Remarkably, our framework reveals a subtle but significant duality in the interpretation of dynamics. We regard the base manifold $\mathcal{C}$ as either:

1. A dynamic base space under right action of G such that agents and observables dynamically evolve as elements of $\mathcal{C}$, or

2. A fixed base space $\mathcal{C}$ where the beliefs of agents evolve within their associated bundles via the left action of G, representing the internal dynamics of agents updating their beliefs about a local patch of a fixed $\mathcal{C}$ over time.

This distinction is not merely mathematical — it also becomes a choice of philosophical stance: as agents embedded within a universe of fixed hidden states, our beliefs of those states are in constant flux. Or we view a dynamically evolving universe with stationary observers whose beliefs reflect that motion. Either stance yields equivalent observable content, but reflects different assumptions about what is taken to be ontological and what is epistemic as well as possibly offering unique perspectives on intelligence, consciousness, and free will [5,6].

Our framework raises many more questions and suggests many future directions of exploration. We have only scratched the surface of an incredibly rich geometric framework of agents and their coordination. The principal bundle, while abstractly postulated, is not yet explicitly modeled. However, via the duality mentioned above this is not necessarily a limit our framework. Furthermore, the full implications of agent coordination as parallel transport of beliefs and models remain to be explored.

Nevertheless, the central insight remains: physics, at its deepest level, is a study of how agents construct, refine, and align structured beliefs about an underlying reality which they can never directly access. In this sense, it is not merely a study of physical properties, but a refined language for organizing perception, grounded in geometry, inference, and communication.

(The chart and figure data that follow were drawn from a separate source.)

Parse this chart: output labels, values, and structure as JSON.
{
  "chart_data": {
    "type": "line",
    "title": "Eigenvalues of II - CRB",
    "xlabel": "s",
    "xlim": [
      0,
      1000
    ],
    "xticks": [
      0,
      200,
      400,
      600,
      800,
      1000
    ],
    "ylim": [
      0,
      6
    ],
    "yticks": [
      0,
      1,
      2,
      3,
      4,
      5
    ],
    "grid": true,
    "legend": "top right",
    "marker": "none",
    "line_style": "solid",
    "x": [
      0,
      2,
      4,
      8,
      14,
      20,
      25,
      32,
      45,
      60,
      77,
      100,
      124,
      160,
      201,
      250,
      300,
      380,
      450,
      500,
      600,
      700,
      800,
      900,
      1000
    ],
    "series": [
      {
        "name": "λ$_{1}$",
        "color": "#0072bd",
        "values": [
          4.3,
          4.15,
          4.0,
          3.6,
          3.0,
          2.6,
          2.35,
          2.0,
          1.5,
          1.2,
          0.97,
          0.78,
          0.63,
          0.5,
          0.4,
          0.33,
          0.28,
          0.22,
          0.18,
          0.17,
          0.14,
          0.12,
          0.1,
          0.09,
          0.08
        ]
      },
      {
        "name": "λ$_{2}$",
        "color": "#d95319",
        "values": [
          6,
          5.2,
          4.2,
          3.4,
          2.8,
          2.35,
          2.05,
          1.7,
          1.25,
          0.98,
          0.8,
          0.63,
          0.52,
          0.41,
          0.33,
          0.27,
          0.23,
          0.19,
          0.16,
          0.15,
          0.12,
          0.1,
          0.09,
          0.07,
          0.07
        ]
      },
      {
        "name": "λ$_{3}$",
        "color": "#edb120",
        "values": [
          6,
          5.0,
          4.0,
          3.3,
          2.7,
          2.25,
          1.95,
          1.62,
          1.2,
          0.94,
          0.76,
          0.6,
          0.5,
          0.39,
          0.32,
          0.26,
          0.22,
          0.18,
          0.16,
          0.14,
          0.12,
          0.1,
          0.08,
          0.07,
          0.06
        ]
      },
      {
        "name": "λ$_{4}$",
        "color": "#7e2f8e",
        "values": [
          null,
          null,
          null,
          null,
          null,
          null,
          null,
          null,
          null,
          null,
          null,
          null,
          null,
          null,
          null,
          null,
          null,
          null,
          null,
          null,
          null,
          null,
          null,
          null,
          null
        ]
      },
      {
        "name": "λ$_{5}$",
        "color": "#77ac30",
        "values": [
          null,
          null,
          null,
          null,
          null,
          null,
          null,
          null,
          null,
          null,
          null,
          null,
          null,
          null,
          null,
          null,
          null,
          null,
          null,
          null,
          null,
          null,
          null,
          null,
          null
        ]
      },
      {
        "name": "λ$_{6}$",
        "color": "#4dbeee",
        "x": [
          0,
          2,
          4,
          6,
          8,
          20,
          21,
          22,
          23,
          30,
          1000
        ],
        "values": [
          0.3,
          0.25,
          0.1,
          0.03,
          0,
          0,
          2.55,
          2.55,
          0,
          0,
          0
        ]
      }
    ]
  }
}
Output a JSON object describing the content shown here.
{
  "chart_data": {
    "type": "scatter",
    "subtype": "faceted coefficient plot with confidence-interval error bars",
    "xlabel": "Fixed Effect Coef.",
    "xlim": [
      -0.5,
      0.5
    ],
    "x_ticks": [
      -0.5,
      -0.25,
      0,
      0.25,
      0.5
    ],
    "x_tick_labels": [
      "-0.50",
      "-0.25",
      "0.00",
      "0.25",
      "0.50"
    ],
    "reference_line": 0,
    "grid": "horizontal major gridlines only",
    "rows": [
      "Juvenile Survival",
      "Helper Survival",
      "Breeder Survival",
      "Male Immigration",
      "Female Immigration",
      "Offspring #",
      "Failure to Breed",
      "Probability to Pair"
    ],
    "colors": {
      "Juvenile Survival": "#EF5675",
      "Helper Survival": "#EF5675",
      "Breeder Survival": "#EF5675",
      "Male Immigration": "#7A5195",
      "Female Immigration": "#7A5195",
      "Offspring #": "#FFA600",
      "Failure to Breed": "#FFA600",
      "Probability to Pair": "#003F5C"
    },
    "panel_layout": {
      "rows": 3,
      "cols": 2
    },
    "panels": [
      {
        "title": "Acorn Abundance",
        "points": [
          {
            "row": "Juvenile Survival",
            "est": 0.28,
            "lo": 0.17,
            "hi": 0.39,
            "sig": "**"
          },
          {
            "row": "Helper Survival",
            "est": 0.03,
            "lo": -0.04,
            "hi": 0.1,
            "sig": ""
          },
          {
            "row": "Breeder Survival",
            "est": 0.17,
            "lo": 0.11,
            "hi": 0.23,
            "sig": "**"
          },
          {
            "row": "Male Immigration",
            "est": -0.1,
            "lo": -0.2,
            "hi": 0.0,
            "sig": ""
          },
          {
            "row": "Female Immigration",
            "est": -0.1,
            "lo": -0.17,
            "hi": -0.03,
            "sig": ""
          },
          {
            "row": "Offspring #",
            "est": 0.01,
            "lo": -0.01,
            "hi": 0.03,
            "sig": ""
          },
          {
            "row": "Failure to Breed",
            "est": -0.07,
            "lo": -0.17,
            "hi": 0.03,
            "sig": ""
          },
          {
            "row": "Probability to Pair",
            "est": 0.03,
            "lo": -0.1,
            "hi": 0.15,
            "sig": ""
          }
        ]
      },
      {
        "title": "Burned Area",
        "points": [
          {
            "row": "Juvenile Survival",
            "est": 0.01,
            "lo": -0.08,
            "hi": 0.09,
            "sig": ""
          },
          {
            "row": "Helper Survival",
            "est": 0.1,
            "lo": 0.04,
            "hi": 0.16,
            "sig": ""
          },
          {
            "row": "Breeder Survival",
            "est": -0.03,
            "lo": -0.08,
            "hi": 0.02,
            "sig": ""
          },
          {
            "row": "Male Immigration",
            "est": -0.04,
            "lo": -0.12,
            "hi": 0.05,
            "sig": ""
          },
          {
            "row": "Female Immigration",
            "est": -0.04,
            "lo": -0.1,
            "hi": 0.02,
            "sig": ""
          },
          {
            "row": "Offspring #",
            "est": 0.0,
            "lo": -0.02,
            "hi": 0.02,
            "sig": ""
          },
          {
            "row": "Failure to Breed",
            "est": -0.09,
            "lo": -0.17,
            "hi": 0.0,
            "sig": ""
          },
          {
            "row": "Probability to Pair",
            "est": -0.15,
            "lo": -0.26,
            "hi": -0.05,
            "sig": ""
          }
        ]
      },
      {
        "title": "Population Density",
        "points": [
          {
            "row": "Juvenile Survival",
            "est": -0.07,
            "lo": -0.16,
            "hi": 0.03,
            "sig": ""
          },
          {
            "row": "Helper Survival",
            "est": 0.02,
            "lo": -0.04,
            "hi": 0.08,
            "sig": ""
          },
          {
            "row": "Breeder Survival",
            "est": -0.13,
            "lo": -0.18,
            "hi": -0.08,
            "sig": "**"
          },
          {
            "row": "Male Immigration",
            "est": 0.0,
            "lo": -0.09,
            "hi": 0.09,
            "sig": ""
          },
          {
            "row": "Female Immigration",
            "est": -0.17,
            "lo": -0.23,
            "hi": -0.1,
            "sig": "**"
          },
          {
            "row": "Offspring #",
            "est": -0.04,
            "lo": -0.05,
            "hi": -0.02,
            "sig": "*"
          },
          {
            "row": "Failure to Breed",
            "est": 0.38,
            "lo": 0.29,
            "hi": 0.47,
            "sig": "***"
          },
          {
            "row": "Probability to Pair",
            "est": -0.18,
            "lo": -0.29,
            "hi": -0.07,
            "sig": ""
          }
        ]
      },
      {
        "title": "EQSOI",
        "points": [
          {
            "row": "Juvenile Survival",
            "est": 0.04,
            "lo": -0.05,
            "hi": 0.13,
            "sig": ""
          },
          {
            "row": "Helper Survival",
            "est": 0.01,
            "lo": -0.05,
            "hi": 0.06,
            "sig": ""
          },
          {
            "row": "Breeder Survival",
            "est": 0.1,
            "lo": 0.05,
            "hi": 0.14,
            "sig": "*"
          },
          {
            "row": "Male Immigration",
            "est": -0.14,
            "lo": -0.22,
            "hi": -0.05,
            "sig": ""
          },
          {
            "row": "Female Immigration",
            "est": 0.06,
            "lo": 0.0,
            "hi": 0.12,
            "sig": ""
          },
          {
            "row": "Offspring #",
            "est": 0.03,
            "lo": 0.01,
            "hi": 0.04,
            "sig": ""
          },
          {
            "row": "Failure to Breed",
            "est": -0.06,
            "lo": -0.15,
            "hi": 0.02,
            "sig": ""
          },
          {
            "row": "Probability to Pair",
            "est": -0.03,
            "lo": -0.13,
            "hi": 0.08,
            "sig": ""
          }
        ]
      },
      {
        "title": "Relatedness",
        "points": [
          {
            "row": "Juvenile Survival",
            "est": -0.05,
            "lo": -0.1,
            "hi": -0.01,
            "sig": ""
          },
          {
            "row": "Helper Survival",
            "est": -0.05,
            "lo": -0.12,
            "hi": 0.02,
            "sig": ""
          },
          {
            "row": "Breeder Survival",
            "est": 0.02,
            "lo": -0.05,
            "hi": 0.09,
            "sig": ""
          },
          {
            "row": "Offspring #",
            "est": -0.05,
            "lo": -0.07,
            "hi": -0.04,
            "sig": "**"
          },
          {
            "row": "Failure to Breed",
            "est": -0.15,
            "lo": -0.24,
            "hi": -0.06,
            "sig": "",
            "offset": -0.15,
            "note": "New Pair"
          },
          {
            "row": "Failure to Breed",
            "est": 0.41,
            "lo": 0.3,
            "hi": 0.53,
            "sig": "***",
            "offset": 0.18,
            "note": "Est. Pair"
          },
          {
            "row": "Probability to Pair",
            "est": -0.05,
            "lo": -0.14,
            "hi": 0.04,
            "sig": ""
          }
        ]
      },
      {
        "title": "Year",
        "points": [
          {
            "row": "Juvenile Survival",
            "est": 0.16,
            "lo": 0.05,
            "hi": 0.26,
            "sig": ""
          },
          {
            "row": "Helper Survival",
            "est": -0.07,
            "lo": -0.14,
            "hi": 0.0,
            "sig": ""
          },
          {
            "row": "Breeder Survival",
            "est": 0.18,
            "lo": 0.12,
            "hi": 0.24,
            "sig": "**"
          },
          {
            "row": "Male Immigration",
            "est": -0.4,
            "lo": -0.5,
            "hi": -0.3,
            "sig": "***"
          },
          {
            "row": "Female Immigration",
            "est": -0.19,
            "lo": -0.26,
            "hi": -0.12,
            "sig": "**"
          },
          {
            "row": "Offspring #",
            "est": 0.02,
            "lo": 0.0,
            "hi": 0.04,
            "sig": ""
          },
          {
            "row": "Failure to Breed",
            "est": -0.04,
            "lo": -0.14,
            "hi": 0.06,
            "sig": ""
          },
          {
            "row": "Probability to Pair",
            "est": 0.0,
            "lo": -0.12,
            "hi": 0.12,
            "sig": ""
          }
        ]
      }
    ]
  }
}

We have proposed a radical but principled synthesis of observation, inference, cognition, and science. Our results suggest that our current understanding of physical law is not necessarily inscribed in nature as we perceive, but instead arises from the alignment of structured beliefs (recognition and model fibers) across agents constrained by geometry. The underlying manifold may be out of reach, but by considering cognitive agents and their patterns of belief updates (including subjective experience and qualia) we hope to glean new information about our shared, fundamental reality.

5. Conclusions

By considering an agent-based model where agents are pairs of local sections of associated bundles to a principal G-bundle $\pi :\mathcal{N}\to \mathcal{C}$ which evolve via a Fristonian variational energy minimization we have shown that a $U\left(1\right)$ gauge structure emerges naturally from the act of communication, specifically, from agents’ attempts to align beliefs about the base manifold. Gauge fields need not be fundamental ontological entities, but instead are understood as epistemic structures required for coherence between interacting observers with limited information. Language, then, is a gauge theory coordinating agents.

This framework offers a fertile ground for unifying traditionally opposed dualities: subject and object, observer and observation, epistemic and ontological. It provides a geometric and information-theoretic language for discussing the emergence of spacetime, interactions, and dynamics from the internal structure of belief and inference echoing Wheeler’s "it from bit" [12,14,15,16,18,21]

Our approach opens new avenues for the study of collective cognition, distributed intelligence, and hierarchical inference, with possible applications to machine learning, multi-agent systems, and socio-physical models. By grounding communication, coordination, and belief-updating in a differential-geometric setting, we offer a path toward a general theory of epistemic interaction, where physical and cognitive processes co-emerge from a shared inferential geometry.